Modern medical historians who have examined the evidence believe Harrison likely died from enteric fever, not from pneumonia as a result of cold conditions at his inauguration. The true culprit was probably Washington, D.C.’s inadequate sewer system at the time, and the White House’s close proximity to a marsh full of human waste — a breeding ground for disease.
Myth: John F. Kennedy Accidentally Called Himself a Jelly Doughnut
American presidents say a lot of weird stuff, but it’s not every day that they solemnly declare, in front of thousands of Germans and an eagerly watching world, “I am a jelly-filled doughnut.” It’s a common myth, however, that John F. Kennedy did exactly that. In his famous 1963 speech in Berlin, JFK declared “Ich bin ein Berliner” (German for “I am a Berliner”) in solidarity with West Berlin.
But here’s where things get weird.
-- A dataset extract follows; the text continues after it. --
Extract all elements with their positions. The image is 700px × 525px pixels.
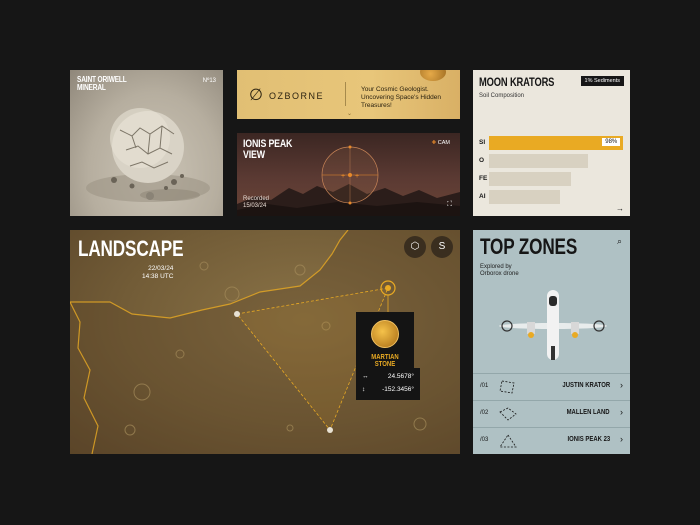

Rumors later began to circulate in the U.S. that Kennedy had made a grammatical error resulting in him referring to himself not as a citizen of Berlin but rather as a German confection similar to a jelly doughnut, known in certain parts of the country as a Berliner. Delightful as that gaffe may be, the truth is that every German watching Kennedy’s address would have understood perfectly well what the president was referring to. The crowd knew Kennedy was expressing solidarity, not declaring himself a pastry. Of course, the myth stuck anyway — proving just how stubborn these tales can be.